S: Ooh yes, I’ve heard such great things about it on BookTok this year.
N: Yeah, I loved how the book studied what makes human life valuable, and even though the ending was somewhat predictable I still really enjoyed it overall. Did you have another favourite read for this year?
S: I also loved Kafka on the Shore by Haruki Murakami. It’s honestly unlike any other book I’ve ever read, and the magical realism was confusing at points yet simultaneously intriguing!
N: What a great year of reading! Looking forward, 2022 has many exciting releases planned: one that I’m most excited for is League of Liars by Astrid Scholte, a novel heralded as ‘the next Six of Crows’ by ARC readers for its band of morally grey, criminally involved teens on a jailbreak mission. Hurrah!
S: *cue incoherent screeching* Ahem. Pardon the screaming, but that sounds ABSOLUTELY PERFECT. I AM SO EXCITED. I’m also excited for Kaikeyi by Vaishnavi Patel, which reimagines the life of Kaikeyi, the vilified queen of Indian mythology. And it’s coined to be as good as Circe by Madeleine Miller? Count me in.
N: *more incoherent screeching* As an avid lover of Circe and Greek mythology in general… I’m ready. I am also pumped for the next instalment of the Nevermoor series Silverborn: the Mystery of Morrigan Crow by Jessica Townsend, which I recommended back in May! I cannot wait for the new adventures that are in store from the whimsical city of Nevermoor.
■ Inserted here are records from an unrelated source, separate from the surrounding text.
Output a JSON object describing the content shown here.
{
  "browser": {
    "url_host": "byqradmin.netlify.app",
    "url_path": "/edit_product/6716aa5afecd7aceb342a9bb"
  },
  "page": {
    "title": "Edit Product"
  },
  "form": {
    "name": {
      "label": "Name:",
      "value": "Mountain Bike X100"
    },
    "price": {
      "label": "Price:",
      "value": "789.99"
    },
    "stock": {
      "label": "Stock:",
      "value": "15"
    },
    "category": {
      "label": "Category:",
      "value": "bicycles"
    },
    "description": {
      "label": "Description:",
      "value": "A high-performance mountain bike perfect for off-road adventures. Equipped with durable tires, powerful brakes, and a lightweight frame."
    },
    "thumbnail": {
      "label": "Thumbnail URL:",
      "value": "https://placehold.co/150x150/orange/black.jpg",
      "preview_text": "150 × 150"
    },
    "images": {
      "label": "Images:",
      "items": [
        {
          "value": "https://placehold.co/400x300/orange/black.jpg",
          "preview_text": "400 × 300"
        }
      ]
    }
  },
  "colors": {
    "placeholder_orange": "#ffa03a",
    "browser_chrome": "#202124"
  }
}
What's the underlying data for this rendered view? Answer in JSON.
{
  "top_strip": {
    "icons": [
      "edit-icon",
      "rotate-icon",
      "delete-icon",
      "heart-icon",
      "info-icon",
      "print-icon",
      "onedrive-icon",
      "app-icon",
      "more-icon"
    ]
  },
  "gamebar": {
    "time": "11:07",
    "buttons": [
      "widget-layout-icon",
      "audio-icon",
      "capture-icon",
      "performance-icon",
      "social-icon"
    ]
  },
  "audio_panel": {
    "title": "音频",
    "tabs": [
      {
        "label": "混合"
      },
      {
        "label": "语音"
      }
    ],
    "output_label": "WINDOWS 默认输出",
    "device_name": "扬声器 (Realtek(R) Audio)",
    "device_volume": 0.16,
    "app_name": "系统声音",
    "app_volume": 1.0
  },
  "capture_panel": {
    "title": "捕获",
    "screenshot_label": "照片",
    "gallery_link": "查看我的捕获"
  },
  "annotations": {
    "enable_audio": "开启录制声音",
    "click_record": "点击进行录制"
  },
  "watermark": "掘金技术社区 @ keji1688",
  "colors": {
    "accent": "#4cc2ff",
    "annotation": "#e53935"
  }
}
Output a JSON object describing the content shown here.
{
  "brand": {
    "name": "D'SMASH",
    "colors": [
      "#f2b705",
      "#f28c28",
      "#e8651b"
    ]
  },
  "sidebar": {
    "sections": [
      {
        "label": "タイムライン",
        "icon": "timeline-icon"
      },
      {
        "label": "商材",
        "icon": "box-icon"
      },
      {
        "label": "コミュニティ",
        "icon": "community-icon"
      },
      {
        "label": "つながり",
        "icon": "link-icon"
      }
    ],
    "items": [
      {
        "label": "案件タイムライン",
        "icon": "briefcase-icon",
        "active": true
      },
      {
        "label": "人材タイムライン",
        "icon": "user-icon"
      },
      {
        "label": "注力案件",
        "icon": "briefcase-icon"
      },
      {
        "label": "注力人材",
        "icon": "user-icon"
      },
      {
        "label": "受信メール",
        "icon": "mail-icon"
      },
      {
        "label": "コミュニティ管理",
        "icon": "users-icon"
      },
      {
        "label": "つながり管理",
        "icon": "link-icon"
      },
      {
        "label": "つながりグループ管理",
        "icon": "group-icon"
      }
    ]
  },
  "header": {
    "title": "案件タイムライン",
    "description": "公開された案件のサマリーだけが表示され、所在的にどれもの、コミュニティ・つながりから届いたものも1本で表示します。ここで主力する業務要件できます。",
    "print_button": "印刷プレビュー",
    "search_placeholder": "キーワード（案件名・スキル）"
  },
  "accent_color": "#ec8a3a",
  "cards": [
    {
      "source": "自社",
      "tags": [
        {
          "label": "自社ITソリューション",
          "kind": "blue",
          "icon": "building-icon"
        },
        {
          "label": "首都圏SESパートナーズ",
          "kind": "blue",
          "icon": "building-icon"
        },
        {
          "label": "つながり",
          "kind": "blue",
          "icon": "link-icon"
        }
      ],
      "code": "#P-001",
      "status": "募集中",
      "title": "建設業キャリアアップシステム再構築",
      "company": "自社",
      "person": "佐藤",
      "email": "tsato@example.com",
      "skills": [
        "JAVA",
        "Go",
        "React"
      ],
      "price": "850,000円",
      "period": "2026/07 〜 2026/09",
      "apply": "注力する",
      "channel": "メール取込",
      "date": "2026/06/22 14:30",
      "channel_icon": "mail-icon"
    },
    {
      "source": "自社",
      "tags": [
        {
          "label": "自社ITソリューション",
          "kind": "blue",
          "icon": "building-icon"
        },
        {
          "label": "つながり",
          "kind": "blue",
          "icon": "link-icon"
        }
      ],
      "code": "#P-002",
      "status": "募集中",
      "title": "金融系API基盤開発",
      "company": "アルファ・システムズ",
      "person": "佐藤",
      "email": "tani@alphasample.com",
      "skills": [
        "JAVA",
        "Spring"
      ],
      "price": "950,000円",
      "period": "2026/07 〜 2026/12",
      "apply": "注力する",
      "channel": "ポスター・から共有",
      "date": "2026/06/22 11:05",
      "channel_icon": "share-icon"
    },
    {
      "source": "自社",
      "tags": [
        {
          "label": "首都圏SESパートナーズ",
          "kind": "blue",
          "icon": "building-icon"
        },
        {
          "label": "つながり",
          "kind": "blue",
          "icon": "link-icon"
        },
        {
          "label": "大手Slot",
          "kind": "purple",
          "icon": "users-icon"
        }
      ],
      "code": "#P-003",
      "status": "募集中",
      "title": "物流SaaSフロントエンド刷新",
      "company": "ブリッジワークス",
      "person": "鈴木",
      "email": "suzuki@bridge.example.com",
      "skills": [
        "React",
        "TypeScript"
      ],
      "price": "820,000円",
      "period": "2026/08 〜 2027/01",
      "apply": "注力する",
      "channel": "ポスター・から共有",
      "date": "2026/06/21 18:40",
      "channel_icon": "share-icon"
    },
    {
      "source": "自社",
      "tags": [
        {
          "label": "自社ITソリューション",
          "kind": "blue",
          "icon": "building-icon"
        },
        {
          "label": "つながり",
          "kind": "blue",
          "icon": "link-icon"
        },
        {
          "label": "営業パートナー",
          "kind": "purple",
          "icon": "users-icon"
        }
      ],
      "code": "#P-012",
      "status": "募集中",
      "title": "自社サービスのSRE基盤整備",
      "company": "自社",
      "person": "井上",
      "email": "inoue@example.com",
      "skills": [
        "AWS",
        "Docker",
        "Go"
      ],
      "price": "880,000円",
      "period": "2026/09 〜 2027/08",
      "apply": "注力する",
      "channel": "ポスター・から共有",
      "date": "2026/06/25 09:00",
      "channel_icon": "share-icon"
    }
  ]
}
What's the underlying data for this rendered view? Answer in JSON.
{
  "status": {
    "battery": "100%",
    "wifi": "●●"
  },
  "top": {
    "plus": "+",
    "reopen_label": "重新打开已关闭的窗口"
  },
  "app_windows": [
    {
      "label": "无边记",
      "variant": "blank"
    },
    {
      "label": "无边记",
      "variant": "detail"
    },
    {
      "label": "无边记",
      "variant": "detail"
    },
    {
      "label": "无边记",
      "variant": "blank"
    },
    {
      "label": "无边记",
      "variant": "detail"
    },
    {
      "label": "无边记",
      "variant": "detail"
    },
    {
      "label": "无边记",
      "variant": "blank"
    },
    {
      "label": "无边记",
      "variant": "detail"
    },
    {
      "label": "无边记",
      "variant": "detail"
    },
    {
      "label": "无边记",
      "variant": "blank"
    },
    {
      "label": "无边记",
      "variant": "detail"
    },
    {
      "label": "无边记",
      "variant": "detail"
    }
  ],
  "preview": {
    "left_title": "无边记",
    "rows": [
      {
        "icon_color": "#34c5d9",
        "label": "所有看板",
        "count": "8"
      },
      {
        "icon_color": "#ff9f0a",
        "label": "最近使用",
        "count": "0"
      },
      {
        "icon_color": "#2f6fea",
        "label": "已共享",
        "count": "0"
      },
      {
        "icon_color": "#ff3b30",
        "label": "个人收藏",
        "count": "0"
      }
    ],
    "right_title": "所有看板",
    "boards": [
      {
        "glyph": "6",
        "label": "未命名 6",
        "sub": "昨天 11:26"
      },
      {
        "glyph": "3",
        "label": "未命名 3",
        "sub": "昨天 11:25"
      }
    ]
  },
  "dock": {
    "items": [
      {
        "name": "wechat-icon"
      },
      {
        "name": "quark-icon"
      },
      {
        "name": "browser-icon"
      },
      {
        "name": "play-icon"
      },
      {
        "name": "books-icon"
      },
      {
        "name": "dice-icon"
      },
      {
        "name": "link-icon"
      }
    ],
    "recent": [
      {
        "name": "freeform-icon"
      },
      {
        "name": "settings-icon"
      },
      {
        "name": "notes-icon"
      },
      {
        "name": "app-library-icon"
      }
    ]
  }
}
S: That’s so exciting! That reminds me, one of my favourite authors, R.F. Kuang, also has a new book coming out called Babel, or The Necessity of Violence: An Arcane History of the Oxford Translators’ Revolution, or simply Babel. Kuang’s series The Poppy War really left a striking impression on me, and I’m anticipating that this new dark academia novel from her will do the same.
N: Ahh, so many good things coming! On that lovely note, we’ll wrap Bibliophile Babble for this year. From Steph and I, we wish everyone a happy holidays and happy reading.
S: See you all next year!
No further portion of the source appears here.